The link below describes how to extract metadata of images in a PDF.

I modified this snipped to get the BufferedImage from an ImagePlacement like this:

// Open document
Document document = new Document(dataDir + "Test.pdf");

// Create ImagePlacementAbsorber object to perform image placement search
ImagePlacementAbsorber abs = new ImagePlacementAbsorber();

// Accept the absorber for first page
document.getPages().accept(abs);

// Display image placement properties for all placements
for (Object imagePlacement : abs.getImagePlacements())
{     
    ImagePlacement placement = (ImagePlacement) imagePlacement;
	XImage xImage = placement.getImage();
	BufferedImage bi = xImage.lf(); // doesn't look right
	System.out.println("BufferedImage: " + bi.toString());
}

My questions:

  1. How can I get a BufferedImage from the ImagePlacement?
    Although xImage.lf() works, I don’t think this is the correct way to do it.

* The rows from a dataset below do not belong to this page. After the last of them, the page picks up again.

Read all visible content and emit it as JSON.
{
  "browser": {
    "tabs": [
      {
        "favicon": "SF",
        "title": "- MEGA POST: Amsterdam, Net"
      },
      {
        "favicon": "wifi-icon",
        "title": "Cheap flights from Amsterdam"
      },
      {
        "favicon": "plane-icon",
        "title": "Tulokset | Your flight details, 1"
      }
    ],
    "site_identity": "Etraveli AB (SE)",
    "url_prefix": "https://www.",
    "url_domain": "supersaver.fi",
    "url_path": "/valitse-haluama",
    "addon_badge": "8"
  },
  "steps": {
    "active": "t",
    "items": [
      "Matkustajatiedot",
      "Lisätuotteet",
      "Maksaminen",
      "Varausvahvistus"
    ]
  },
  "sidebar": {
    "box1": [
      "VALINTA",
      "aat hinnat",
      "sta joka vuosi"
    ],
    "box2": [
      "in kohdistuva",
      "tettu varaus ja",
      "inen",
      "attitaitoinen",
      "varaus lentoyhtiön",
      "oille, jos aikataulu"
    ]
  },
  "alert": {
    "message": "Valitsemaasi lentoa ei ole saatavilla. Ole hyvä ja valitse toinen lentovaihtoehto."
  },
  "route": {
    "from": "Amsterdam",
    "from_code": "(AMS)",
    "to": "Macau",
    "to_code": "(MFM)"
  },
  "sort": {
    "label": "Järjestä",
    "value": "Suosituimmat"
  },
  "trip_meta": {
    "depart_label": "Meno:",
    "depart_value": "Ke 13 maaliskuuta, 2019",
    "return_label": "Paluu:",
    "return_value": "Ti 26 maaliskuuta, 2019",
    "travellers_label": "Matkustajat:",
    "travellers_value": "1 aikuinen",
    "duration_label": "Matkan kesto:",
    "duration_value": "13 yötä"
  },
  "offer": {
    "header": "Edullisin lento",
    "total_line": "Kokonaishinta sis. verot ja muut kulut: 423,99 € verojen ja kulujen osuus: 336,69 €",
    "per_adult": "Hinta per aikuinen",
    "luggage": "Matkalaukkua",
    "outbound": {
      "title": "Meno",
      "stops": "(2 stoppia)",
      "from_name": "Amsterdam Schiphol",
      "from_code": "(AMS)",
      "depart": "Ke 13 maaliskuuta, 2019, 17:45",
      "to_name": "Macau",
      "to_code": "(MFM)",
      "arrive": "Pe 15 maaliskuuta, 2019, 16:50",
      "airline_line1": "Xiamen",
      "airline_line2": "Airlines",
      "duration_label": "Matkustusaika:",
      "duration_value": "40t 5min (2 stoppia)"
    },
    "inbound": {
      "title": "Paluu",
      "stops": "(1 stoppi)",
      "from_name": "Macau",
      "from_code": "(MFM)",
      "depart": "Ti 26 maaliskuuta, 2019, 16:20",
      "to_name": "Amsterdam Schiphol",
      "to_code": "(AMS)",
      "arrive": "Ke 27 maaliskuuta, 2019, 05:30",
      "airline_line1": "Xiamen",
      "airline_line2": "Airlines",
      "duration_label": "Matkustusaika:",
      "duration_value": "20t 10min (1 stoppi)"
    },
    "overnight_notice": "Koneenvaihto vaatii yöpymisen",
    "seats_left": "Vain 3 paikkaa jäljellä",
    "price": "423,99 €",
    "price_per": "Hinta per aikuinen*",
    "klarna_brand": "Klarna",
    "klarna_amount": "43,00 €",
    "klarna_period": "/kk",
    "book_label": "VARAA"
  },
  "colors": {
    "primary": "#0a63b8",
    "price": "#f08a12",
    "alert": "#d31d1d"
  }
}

  2. What’s the difference between an Aspose XImage and Aspose Image?
    Is there some sort of conversion?

@martin.duerig

Could you please share the sample source PDF with us as well so that we can also test the scenario in our environment and address it accordingly.

You can find a sample PDF here
https://jeroen.github.io/images/ocrscan.pdf

@martin.duerig

We have logged an investigation ticket as PDFJAVA-40416 in our issue tracking system for your requirements. We will further look into ticket details and let you know a soon as it is resolved. Please be patient and spare us some time.

We are sorry for the inconvenience.

@martin.duerig

Regarding PDFJAVA-40416,

ImagePlacement contains image data in some internal format not connected with BufferedImage. To get BufferedImage instance we need to save internal image data into an image with required options as a stream, then load it as BufferedImage:

Example:

//get image as Jpeg
ByteArrayOutputStream baos = new ByteArrayOutputStream();
xImage.save(baos, ImageType.getJpeg(), 150);
BufferedImage imBuff = ImageIO.read(new ByteArrayInputStream(baos.toByteArray()));
System.out.println("BufferedImage1: " + imBuff.toString());

//get image as PNG
baos = new ByteArrayOutputStream();
xImage.save(baos, ImageType.getPng(), 300);
imBuff = ImageIO.read(new ByteArrayInputStream(baos.toByteArray()));
System.out.println("BufferedImage2: " + imBuff.toString());

com.aspose.Image is used only during the PDF generation process. This object should be added into Paragraphs and will be processed when the document will be saved or processed paragraphs.